Renewable developers feel impact of permitting woes
The project permitting process, on both the federal and local levels, has become a source of increasing frustration for renewables developers, particularly as the clock is ticking on tax incentives. Uncertainty and delays have added to project costs and made financing difficult to access.
A survey of 50 developers from tax credit operator and debt provider Crux found that for projects delayed or abandoned in the last 12 months, 94% of respondents cited federal permitting as a contributing factor, with at least 11GW of projects “materially impacted”.
The survey found that 80% of developers are “intentionally siting projects to avoid triggering federal permitting requirements", so regulatory avoidance is driving siting decisions rather than site selection where the power is most needed.
A total of 100% of developers reported higher-than-expected project costs due to federal permitting requirements, with 58% citing a 6%–10% increase in total project costs. For a typical 100MW solar project, this finding translates to US$10m–$14m in additional project costs, according to Crux’s analysis. Survey respondents said delays were typically more than six months and in some cases had increased project costs by as much as 25%.
Permitting reform has long been pushed by the oil and gas industry and negatively impacted interstate pipelines in particular. But the rapid scaling of clean energy has led to an estimated 60% of the projects in the National Environmental Permitting Act queue shifting to clean energy. The last decade has seen the expansion of jurisprudence related to permitting that was developed in the context of fossil fuel energy projects but has been expanded to clean energy as well. Transmission siting also figures as a critical concern, compounded by the first meaningful load growth in a generation.
“In the US, large-scale transmission lines take an average of ten years to build, with seven of those years spent in planning and permitting,” the report noted. “On federal land in the Southwest – home to some of America’s greatest solar potential – solar projects require an average of nearly five years to complete an environmental impact statement under the purely procedural National Environmental Policy Act process.”
Crux points out that federal permitting goes beyond energy projects being developed on public lands. Project developers are subject to federal scrutiny if a facility may impact animal species and habitats, water and wetlands, or historic properties, or if it receives federal funding or may be subject to Federal Aviation Administration obstruction evaluation.
Developers reached by the survey provided descriptions of the issues they encountered.
“A wind project got stuck in an extended NEPA review,” one respondent explained. “Agencies kept asking for more studies, stretching the schedule by roughly two years, driving up development costs, and making it much harder to line up financing and EPC contracts.”

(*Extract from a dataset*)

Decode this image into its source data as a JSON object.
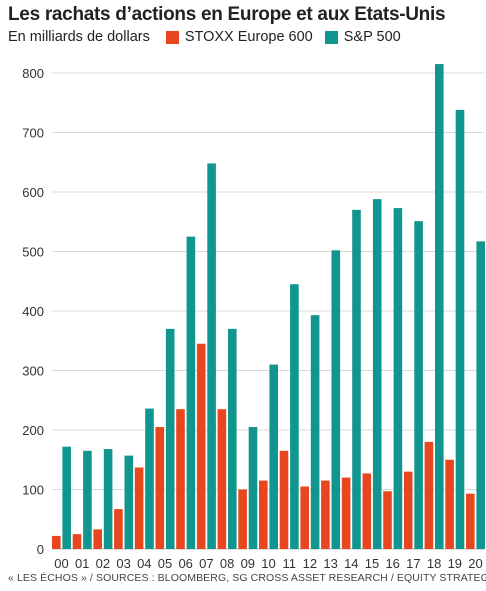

Uncertainty on state and local permitting has been a source of growing frustration as citizens' groups are increasingly mobilising against wind, solar, and battery projects and in many cases successfully stopping them. The issue has been on display in Ohio in particular and Vesper Energy's proposed 175MW Kingswood solar project in Greene County, Ohio is the subject of a lawsuit pending in the Ohio Supreme Court, according to the Ohio Capital Journal. The case focuses on the veto power of local governments over clean energy projects as developers in the state have faced permitting difficulties and cancellations.
The Kingswood project's cancellation is part of a legal challenge with potentially “devastating consequences" for the state’s ability to grow its electricity generation capacity, Vesper's attorney has argued. “All of Ohio’s energy infrastructure will be affected by this decision,” said Michael Settineri of Vorys, who represents Vesper’s Kingswood solar project, in an oral argument before the court.
The developer says state regulators failed to consider whether public opposition was rooted in evidence, according to the report. Vesper alleges that the Ohio Power Siting Board failed to follow state law in its analysis of whether its project is in the public interest but used "the mere existence of local government opposition" as a reason to deny the project's permit, the report said, citing remarks from Settineri.
A lawyer for the Ohio Power Siting Board maintains that it has wide discretion to make policy judgements and it used “a broad lens” to make the decision.
In recent weeks the OPSB denied Open Road Renewables' request to build Crossroads Solar, a 94MW solar generation facility in Morrow County, according to online news source Knox Pages. Crossroads Solar proposed to construct the facility within a 726-acre project area in Cardington, Lincoln, and Westfield townships.
The OPSB found the project would fail to serve the “public interest, convenience, and necessity” as required under Ohio law based on opposition from the government entities within the impacted project area.
The board determined that any positive benefits from the project were outweighed by the "consistent and substantial opposition to the project by the area residents, as expressed through the local governmental entities", the report said. Concerns from residents included a "lack of commitment to local sheep grazing" and a "lack of trust from local governments due to the developer’s plans to sell the rights to another company before the facility is operational", the report said.
More than a quarter of the state’s counties have restricted or banned large solar projects, according to 10 WBNS News, and Open Road previously pulled an application in Logan County, Ohio after significant pushback. The company withdrew its application for the 500MW Grange solar agrivoltaic project in 2025 after the OPSB also deemed that project not in the public interest, according to Ohio Capital Journal.